Purpose:
A previous paper proposed the usage of SHACL to assess the FAIRness of software repositories. Following this call to action, this paper introduces and discusses the changes made to QUARE, a SHACL-based tool for validating GitHub repositories against sets of quality criteria, to facilitate this task.
Methodology:
An operationalization of the abstract FAIR best practices from previous work is devised to enable a FAIRness assessment based on concrete quality criteria. Afterwards, a SHACL shapes graph implementing these constraints is introduced, followed by a discussion of the efficient generation of suitable RDF representations for GitHub repositories. Improvements regarding the usability of QUARE are examined, as well. An evaluation on the FAIRness of 223 GitHub repositories and on the runtime performance of the assessment is conducted.
Findings:
On average, trending repositories comply with fewer FAIR best practices than repositories expected to be FAIR. However, the latter still exhibit deficiencies, for example, regarding the correct application of semantic versioning.
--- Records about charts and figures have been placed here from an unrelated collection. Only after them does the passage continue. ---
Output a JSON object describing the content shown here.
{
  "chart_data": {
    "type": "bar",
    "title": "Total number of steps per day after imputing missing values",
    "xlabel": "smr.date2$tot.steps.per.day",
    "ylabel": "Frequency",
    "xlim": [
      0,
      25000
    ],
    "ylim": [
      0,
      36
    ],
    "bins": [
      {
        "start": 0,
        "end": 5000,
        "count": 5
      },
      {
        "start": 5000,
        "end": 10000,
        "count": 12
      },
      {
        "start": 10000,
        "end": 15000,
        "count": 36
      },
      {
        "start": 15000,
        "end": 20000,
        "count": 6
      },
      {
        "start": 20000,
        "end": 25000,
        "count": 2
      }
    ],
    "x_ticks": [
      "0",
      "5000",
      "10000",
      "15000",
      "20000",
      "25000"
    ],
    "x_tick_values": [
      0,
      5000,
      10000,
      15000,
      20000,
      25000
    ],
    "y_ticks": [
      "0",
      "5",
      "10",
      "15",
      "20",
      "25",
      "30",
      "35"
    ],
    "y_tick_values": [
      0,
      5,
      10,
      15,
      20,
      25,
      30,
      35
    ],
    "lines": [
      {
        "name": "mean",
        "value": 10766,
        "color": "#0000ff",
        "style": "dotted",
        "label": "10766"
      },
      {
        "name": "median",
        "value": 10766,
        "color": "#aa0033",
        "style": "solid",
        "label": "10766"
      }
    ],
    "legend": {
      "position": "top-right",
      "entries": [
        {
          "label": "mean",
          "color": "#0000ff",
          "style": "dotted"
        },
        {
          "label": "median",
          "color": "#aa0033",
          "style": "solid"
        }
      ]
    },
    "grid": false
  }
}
The low average runtime of the FAIRness assessment of respectively 3.50 and 5.73 seconds per repository permits the integration of QUARE in, e.g., CI/CD pipelines.
Value:
The FAIR principles are often mentioned as a measure to tackle the reproducibility crisis, which continues to have a significant impact on science. To implement these principles in practice, it is crucial to provide tools that facilitate the automated assessment of the FAIRness of software repositories. The enhanced version of QUARE introduced in this paper represents our proposal for this demand.